According to a new study by the influential consultancy McKinsey Global Institute, global debt has grown by $57tn or 17 percentage points of GDP or worldwide income since 2007, to stand at $199tn, equivalent to 286% of GDP.
And the single biggest contributor to the rise and rise of global indebtedness is that government debts have increased by $25tn over these seven years.
What is striking is that of 47 big economies, only five - Israel, Egypt, Romania, Saudi Arabia and Argentina - have actually succeeded in reducing their debts.
But a further five have seen massive increments in their indebtedness: the debts of China have risen by 83 percentage points, Portugal's by 100 percentage points, Greece's by 103 percentage points, Singapore's by 129 percentage points and Ireland's by 172 percentage points.
And before we move on, you can see from these trends why it would be politically so inconvenient (ahem) for the eurozone to let Greece off its debts - since Portugal and Ireland, among others, would be bound to demand some of the same forgiveness.
So what has happened to the UK's indebtedness?
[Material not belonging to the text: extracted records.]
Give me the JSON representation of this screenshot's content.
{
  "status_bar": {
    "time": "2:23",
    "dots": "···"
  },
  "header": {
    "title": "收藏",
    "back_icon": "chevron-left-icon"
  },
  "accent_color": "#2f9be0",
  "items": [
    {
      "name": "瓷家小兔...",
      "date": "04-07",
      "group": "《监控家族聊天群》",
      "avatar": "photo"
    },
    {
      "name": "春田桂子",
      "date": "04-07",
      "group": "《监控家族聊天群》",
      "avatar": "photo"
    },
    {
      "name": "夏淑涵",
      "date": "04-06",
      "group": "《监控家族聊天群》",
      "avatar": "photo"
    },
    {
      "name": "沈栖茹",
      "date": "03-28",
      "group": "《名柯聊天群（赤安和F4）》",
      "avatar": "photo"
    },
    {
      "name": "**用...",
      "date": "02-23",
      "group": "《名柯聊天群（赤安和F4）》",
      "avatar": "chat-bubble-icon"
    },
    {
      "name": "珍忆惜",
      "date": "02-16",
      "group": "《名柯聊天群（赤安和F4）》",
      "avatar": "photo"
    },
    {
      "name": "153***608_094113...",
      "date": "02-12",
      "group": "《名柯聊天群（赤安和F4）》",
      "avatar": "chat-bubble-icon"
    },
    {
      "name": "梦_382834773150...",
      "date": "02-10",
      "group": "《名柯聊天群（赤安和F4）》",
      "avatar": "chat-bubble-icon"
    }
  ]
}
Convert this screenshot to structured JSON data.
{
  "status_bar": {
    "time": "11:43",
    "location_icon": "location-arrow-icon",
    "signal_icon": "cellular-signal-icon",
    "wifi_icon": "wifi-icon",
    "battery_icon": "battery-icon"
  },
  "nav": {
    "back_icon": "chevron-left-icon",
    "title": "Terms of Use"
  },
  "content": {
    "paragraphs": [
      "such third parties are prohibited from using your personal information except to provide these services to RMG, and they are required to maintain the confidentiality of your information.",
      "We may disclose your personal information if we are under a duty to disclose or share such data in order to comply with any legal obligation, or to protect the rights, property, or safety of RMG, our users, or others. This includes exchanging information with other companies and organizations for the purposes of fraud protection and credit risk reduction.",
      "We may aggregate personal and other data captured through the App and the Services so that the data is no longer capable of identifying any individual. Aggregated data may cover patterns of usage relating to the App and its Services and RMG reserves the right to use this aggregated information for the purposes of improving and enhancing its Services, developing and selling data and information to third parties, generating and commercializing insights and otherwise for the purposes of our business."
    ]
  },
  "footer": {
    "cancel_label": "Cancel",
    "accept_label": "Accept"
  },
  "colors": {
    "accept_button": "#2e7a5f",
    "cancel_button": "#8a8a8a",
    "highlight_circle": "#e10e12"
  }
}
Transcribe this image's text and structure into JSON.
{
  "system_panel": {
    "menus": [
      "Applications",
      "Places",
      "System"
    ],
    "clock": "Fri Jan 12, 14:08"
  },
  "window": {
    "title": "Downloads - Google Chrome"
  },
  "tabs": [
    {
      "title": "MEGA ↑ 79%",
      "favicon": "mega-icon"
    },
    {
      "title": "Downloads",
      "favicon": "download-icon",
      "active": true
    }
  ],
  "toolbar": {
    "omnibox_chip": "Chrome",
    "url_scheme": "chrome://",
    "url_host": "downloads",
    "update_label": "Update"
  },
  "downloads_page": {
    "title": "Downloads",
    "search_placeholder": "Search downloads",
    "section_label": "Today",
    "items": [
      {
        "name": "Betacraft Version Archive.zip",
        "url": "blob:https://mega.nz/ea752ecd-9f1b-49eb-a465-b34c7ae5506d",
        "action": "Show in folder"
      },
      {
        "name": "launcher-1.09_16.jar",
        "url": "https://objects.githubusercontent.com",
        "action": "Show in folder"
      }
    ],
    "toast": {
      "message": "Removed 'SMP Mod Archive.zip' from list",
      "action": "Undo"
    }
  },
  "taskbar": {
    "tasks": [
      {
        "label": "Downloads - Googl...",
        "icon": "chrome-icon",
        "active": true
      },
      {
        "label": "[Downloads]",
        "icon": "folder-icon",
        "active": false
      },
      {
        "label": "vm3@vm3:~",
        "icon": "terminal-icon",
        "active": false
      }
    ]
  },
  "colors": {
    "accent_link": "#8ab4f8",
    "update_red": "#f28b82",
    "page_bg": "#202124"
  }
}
Well, McKinsey says it's increased by 30 percentage points, to 252% of GDP (excluding financial sector or City debts) - as government debts have jumped by 50 percentage points of GDP, while corporate and household debts have decreased by 12 and 8 percentage points of GDP respectively.
Or to put it more succinctly, the UK's indebtedness has increased as public sector borrowing has more than offset private sector saving, and in overall terms is relatively high: only 12 big developed or developing countries have bigger debts than Britain's, but things could be considerably worse.
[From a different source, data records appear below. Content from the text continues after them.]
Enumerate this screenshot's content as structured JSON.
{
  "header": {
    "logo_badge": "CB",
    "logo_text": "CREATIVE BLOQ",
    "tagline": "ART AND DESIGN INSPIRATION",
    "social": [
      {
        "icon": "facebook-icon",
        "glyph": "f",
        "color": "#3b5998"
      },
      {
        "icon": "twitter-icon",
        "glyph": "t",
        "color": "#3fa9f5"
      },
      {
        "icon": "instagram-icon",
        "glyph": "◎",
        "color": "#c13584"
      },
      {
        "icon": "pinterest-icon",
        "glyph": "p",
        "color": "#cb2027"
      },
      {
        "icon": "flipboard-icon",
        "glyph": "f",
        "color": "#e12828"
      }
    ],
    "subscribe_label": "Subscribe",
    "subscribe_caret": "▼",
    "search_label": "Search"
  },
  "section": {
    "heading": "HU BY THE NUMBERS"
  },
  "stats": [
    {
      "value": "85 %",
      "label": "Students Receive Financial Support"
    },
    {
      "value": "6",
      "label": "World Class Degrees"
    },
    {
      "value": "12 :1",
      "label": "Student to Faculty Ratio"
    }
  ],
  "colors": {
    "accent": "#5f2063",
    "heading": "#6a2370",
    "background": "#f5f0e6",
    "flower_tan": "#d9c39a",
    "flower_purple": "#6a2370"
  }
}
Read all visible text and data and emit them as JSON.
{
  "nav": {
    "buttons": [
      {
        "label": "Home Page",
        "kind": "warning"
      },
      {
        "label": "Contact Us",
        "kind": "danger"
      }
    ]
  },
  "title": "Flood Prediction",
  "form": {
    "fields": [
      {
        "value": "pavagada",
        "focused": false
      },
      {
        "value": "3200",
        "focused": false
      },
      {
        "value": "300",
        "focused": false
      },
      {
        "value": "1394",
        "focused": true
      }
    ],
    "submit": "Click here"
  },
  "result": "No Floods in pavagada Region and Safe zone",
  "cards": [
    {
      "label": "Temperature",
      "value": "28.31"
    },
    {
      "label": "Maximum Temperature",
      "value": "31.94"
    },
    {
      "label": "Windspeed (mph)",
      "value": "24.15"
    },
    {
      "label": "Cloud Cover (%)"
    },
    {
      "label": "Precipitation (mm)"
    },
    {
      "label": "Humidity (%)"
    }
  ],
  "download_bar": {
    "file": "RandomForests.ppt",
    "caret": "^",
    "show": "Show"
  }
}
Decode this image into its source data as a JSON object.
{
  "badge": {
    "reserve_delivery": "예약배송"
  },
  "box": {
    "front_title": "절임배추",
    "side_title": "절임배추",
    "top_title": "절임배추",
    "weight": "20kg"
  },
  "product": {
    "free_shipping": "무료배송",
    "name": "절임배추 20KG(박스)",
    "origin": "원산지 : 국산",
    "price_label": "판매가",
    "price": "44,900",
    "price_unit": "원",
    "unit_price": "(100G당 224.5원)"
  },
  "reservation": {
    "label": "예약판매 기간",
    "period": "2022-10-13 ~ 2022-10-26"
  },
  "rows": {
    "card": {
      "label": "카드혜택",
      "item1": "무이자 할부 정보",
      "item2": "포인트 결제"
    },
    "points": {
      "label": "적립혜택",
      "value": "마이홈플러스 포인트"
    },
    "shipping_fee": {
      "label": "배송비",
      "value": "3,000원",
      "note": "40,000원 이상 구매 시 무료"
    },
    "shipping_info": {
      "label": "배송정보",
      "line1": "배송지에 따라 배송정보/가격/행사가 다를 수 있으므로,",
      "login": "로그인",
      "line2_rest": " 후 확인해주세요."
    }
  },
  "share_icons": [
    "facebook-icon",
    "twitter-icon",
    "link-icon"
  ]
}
Now readers of this column won't be surprised that arguably the most important national story of rising indebtedness is that of China: including financial sector borrowing, its indebtedness since 2007 has almost quadrupled, from $7.4tn to $28.2tn, or from 158% of GDP to 282% of GDP (nb the increment here is different from the one for China above, because of the inclusion of financial sector debt).
So in a few short years, and largely as a result of an explosion in liabilities relating to property developments, local authority investment in infrastructure and "shadow banking" (or the activities of opaque institutions that mimic banks), China has gone from being one of the least indebted economies to one of the more indebted.
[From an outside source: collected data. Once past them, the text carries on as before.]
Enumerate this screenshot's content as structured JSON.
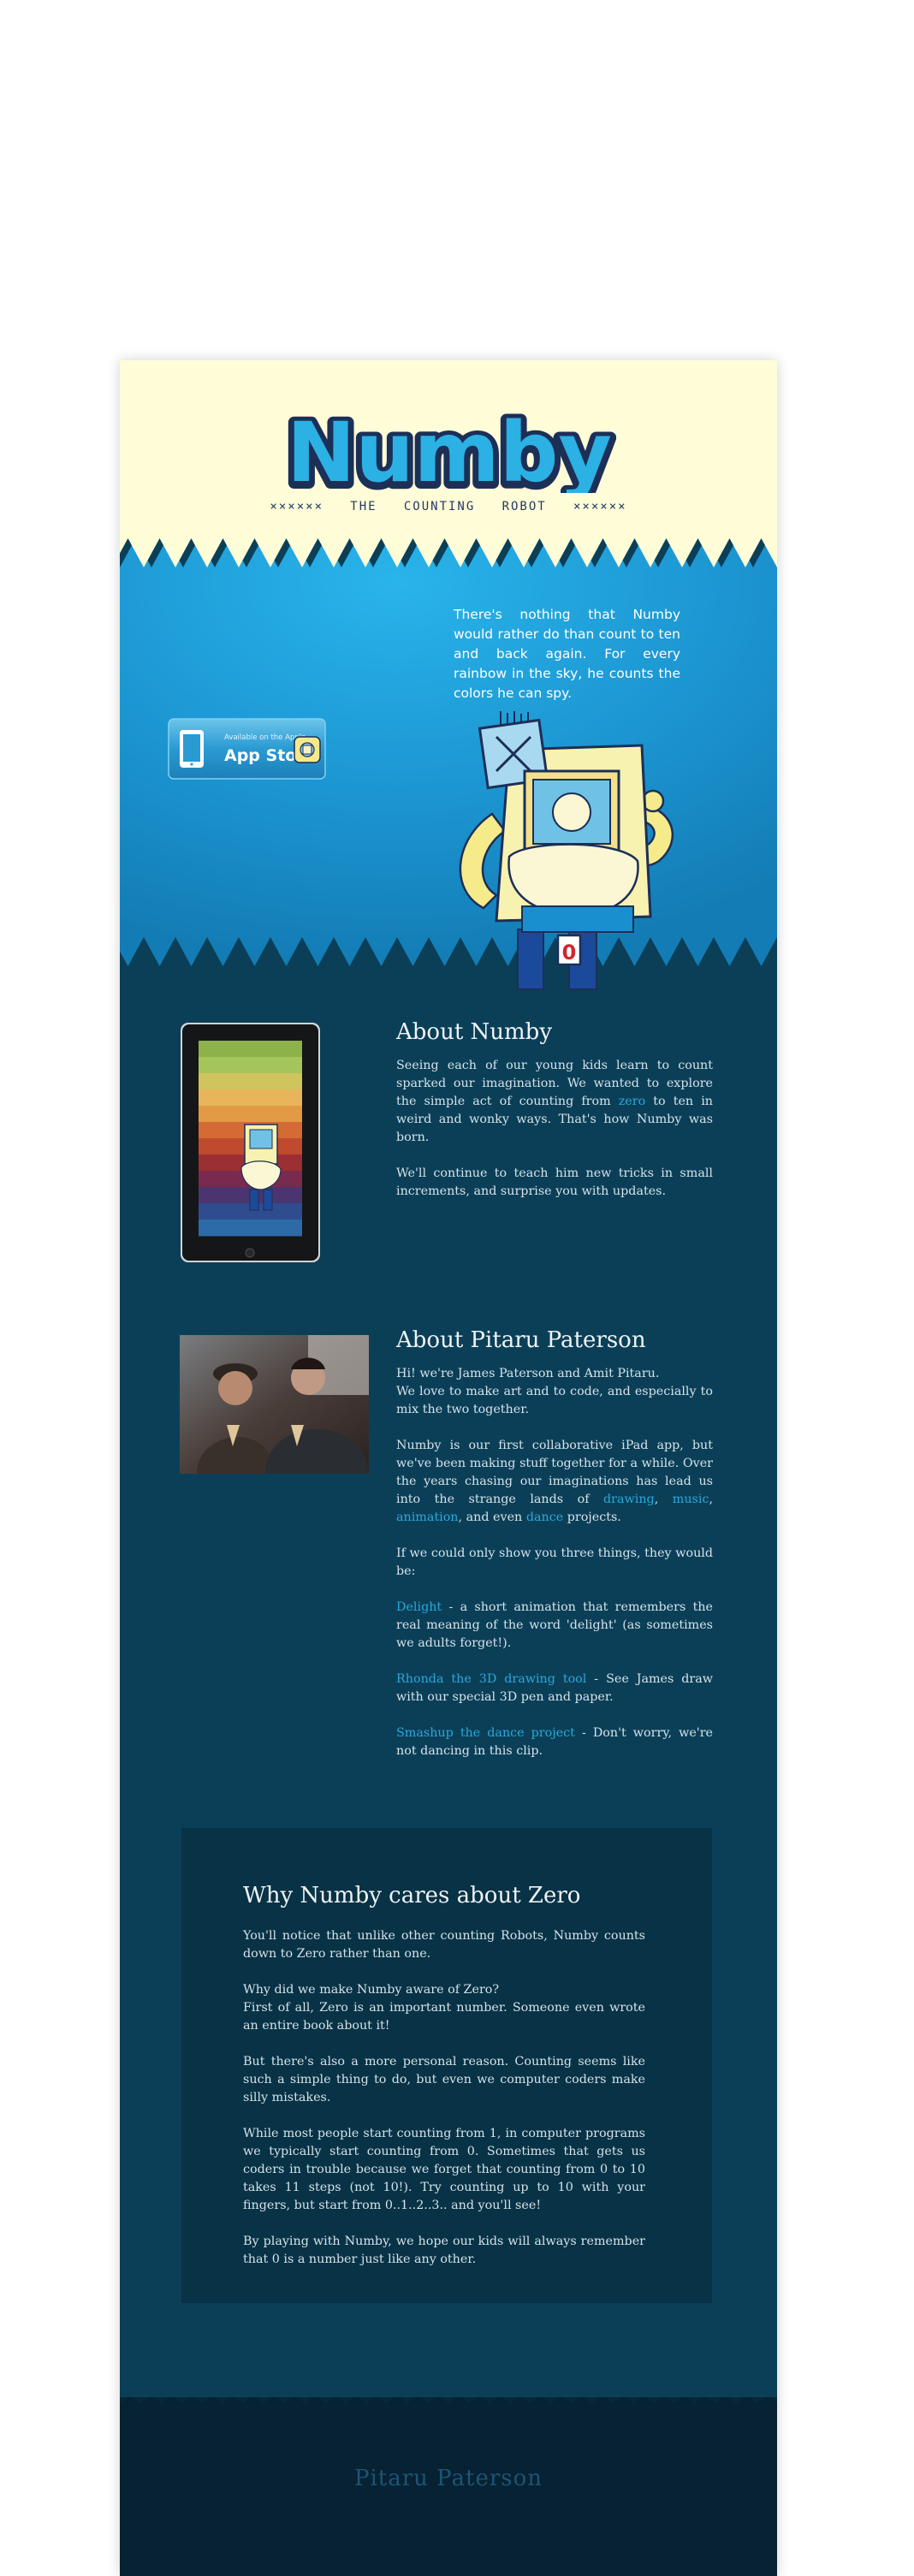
{
  "header": {
    "logo_text": "Numby",
    "tagline": "××××××   THE   COUNTING   ROBOT   ××××××"
  },
  "hero": {
    "intro": "There's nothing that Numby would rather do than count to ten and back again. For every rainbow in the sky, he counts the colors he can spy.",
    "app_store_small": "Available on the Apple",
    "app_store_big": "App Store",
    "robot_badge": "0"
  },
  "about_numby": {
    "title": "About Numby",
    "p1_before": "Seeing each of our young kids learn to count sparked our imagination. We wanted to explore the simple act of counting from ",
    "p1_link": "zero",
    "p1_after": " to ten in weird and wonky ways. That's how Numby was born.",
    "p2": "We'll continue to teach him new tricks in small increments, and surprise you with updates."
  },
  "about_pp": {
    "title": "About Pitaru Paterson",
    "intro_1": "Hi! we're James Paterson and Amit Pitaru.",
    "intro_2": "We love to make art and to code, and especially to mix the two together.",
    "p2_before": "Numby is our first collaborative iPad app, but we've been making stuff together for a while. Over the years chasing our imaginations has lead us into the strange lands of ",
    "link_drawing": "drawing",
    "sep1": ", ",
    "link_music": "music",
    "sep2": ", ",
    "link_animation": "animation",
    "sep3": ", and even ",
    "link_dance": "dance",
    "p2_after": " projects.",
    "p3": "If we could only show you three things, they would be:",
    "item1_link": "Delight",
    "item1_text": " - a short animation that remembers the real meaning of the word 'delight' (as sometimes we adults forget!).",
    "item2_link": "Rhonda the 3D drawing tool",
    "item2_text": " - See James draw with our special 3D pen and paper.",
    "item3_link": "Smashup the dance project",
    "item3_text": " - Don't worry, we're not dancing in this clip."
  },
  "zero": {
    "title": "Why Numby cares about Zero",
    "p1": "You'll notice that unlike other counting Robots, Numby counts down to Zero rather than one.",
    "p2_q": "Why did we make Numby aware of Zero?",
    "p2_a": "First of all, Zero is an important number. Someone even wrote an entire book about it!",
    "p3": "But there's also a more personal reason. Counting seems like such a simple thing to do, but even we computer coders make silly mistakes.",
    "p4": "While most people start counting from 1, in computer programs we typically start counting from 0. Sometimes that gets us coders in trouble because we forget that counting from 0 to 10 takes 11 steps (not 10!).  Try counting up to 10 with your fingers, but start from 0..1..2..3.. and you'll see!",
    "p5": "By playing with Numby, we hope our kids will always remember that 0 is a number just like any other."
  },
  "footer": {
    "text": "Pitaru  Paterson"
  },
  "colors": {
    "header_bg": "#fffcd8",
    "hero_blue": "#1a9ad6",
    "content_bg": "#0b3f58",
    "link": "#2ba8d9",
    "footer_bg": "#08283a"
  }
}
It is more indebted than Australia, the US and Germany, which is surprising given that it is still seen as a developing country and they tend to have lower debts.
The big concern is that a big chunk of the massive amounts lent in China at a staggeringly fast pace will never be repaid - because, for example, property developers and speculators will go bust.
McKinsey argues that China's central government does have the financial capacity to cope with a fully fledged financial crisis. It calculates that even if half of property related loans defaulted and lost four-fifths of their value, any financial rescue would see government debt rising to around 79% of GDP - which would be roughly equivalent to the UK's current public-sector indebtedness.
But for the avoidance of doubt, a crash of that magnitude would still be something of an economic disaster, since growth in China would almost certainly vanish - and the country could find itself in a Japanese-style downward spiral of households and businesses deferring expenditure to the extent that economic stagnation would become a way of life.
Perhaps, however, the most chilling part of McKinsey's analysis relates to how difficult it will be for a number of rich countries to reduce high levels of government debt.
It singles out Spain, Japan, Portugal, France, Italy and the UK as all needing to shrink their public sector deficits by around 2% of GDP if they are to have any chance of reducing their indebtedness. But as McKinsey says, if these governments were to make the necessary cuts or tax increases, that could turn out to be self-defeating, by impairing economic growth.
McKinsey adds that the real rate of GDP growth in these countries would need to double from current forecast, for debt-to-GDP ratios to start falling in Spain, Japan, Portugal, France, Italy and Finland.
But recent forecasts have revised down projected growth rates for the global economy - implying that these economies will not be able to rely on economic recovery to help them ease the burden of debt.
That means, McKinsey says, that useful reductions in public sector indebtedness may require sales of assets (privatisations), higher or one-off wealth taxes, a more permissive approach to inflation (since debt becomes more affordable when nominal incomes rise) and "more efficient programmes of debt restructuring".
And if that sounds a bit familiar, it is the sort of thing that the new government of debt-depressed Greece has been saying.
But as Greece's flamboyant finance minister Yanis Varoufakis opined the other day, in times of economic stagnation, arch-capitalists and the radical left are united in their desire to do almost anything to ease the depressing impact of excessive debts.